What if, for a small fortune per day, you had the ability to acquire whatever you wanted and be whoever you wished? In Westworld, this is nothing less than expected, and every man and woman is there for the exact same reason. An escape. Humans desire what humans cannot have. We desire wealth and material goods, and we wish to be everything that we are not. By the time we obtain the things we beg for, our acquisitions are rendered unsatisfactory.

In this film adaptation of Michael Crichton's screenplay, the audience is presented with an invitation to a theme park of identity. For a high price, guests are able to choose between Roman, Medieval, and Western themed worlds that allow them to act as noble or reckless as they see fit. The parks are populated with artificial humans designed to satisfy the physical and emotional demands of the paying guests by simulating realistic combat, romance, and conversation, and it is frighteningly easy to see how these visitors fall into a routine of sexual and violent aggression.

Without becoming obscene, the film conveys the thrills of two guests, John and Peter, who, finding the permission to kill granted by the rules of the resort is too enticing to refuse, assimilate themselves into a western lifestyle. After a shooting incident with Yul Brynner's Gunslinger, the two men begin to achieve a sense of false pride, shooting and "killing" their artificial enemy that appears each day. They become wrapped in the exhilaration of lawlessness, fighting and stealing, thereby conveying to the viewer just how little effort it takes for mankind to slip into savagery.

While Westworld remains a classic science fiction film, it is also bound by the technology of its time. The idea of a futuristic world in the seventies is clearly not how we envision our future today, yet the film subtly touches on concepts of raw human nature and chaos as the park's robots begin to malfunction. It is the mere suggestion of this fantasy that opens the audience's eyes as to just how far the consequences of a world like this could extend.
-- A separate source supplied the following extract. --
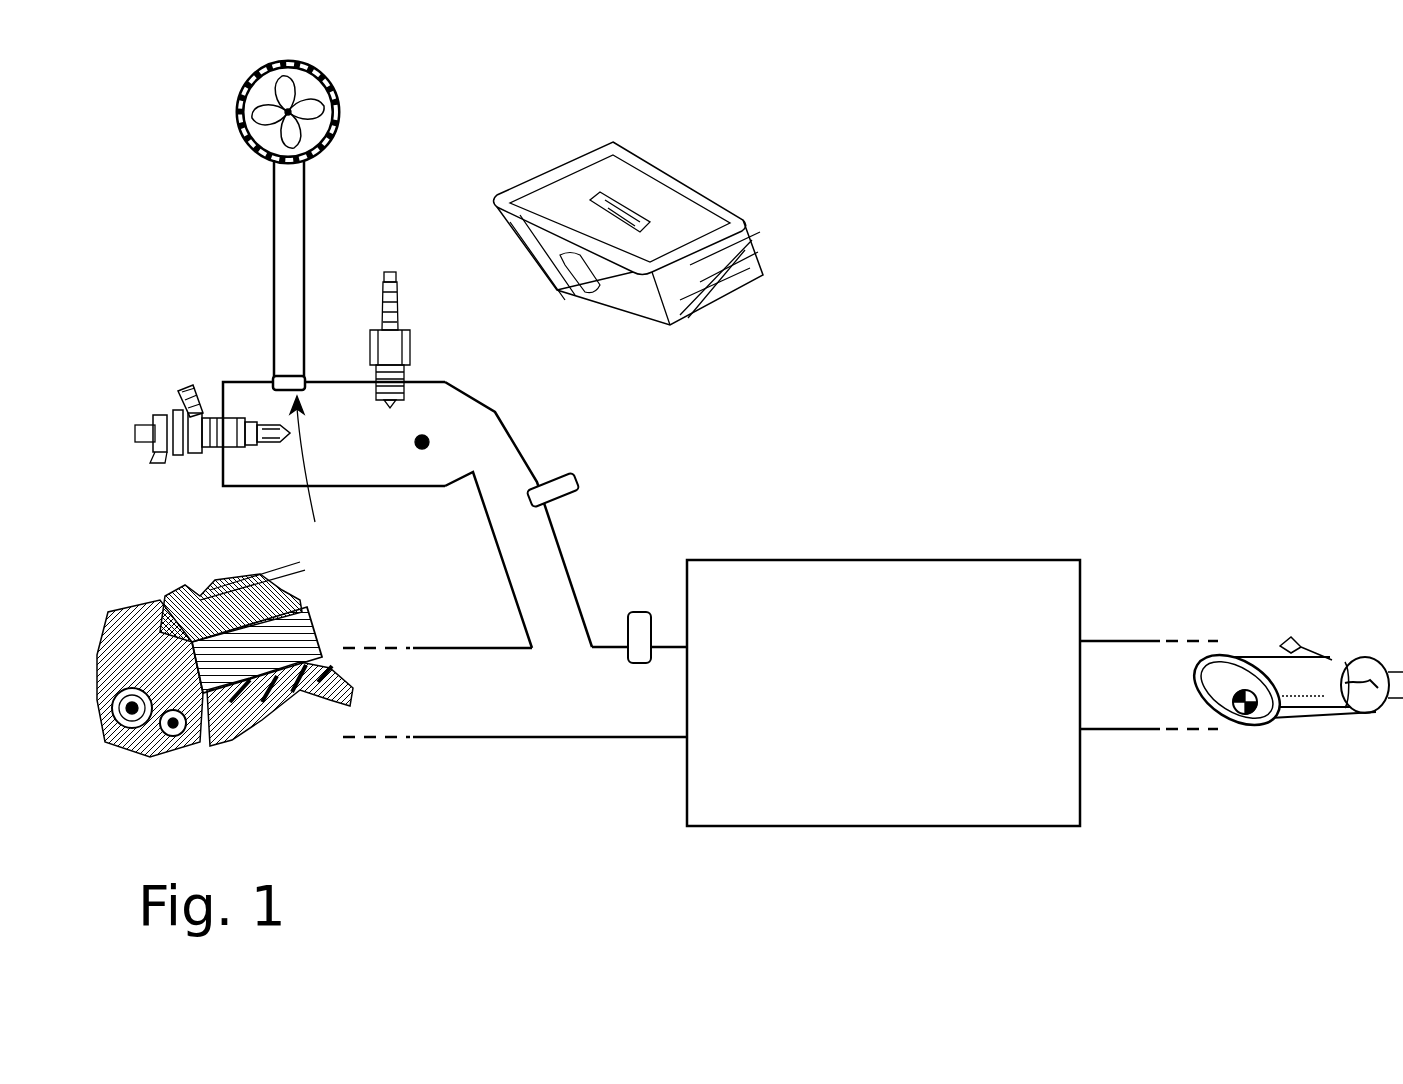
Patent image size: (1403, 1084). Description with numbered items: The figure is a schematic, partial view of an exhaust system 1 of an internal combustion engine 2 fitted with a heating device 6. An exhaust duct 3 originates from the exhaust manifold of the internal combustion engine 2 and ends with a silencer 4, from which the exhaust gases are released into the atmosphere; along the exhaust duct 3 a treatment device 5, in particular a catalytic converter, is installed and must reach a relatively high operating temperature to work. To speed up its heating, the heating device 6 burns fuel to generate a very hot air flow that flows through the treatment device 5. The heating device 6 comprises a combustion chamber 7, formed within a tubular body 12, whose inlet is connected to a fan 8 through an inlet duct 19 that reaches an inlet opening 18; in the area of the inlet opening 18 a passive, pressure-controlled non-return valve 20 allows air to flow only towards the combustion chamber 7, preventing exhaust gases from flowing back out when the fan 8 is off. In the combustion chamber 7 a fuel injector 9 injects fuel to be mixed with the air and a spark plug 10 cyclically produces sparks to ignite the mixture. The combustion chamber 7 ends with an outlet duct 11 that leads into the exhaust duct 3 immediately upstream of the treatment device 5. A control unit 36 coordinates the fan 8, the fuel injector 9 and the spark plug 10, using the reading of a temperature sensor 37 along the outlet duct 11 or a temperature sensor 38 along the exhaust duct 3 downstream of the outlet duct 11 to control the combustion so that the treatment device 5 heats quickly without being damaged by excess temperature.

This idea of chaos theory was explored almost twenty years later in Michael Crichton's novel, Jurassic Park, in which an artificial prehistoric world likewise collapses around its human creators.

By the end of the film we are left with the impression of an unsettling human truth concealed within a colorful set and a campy mandolin soundtrack. It is delightfully effective in its delivery, leaving the audience wanting to know just how degenerate a scenario like this could become when explored at length and when not bound by a motion picture rating system. More than forty years later, HBO has decided to do exactly that. Producers J.J. Abrams and Jonathan Nolan plan the series to be an in depth tale of the world from the perspective of the artificial humans, describing the first season to begin a "dark odyssey about the dawn of artificial consciousness and the future of sin." Premiering on October 2nd, 2016, HBO's Westworld is set to test the limits of this science fiction classic in a modern time that knows no boundaries.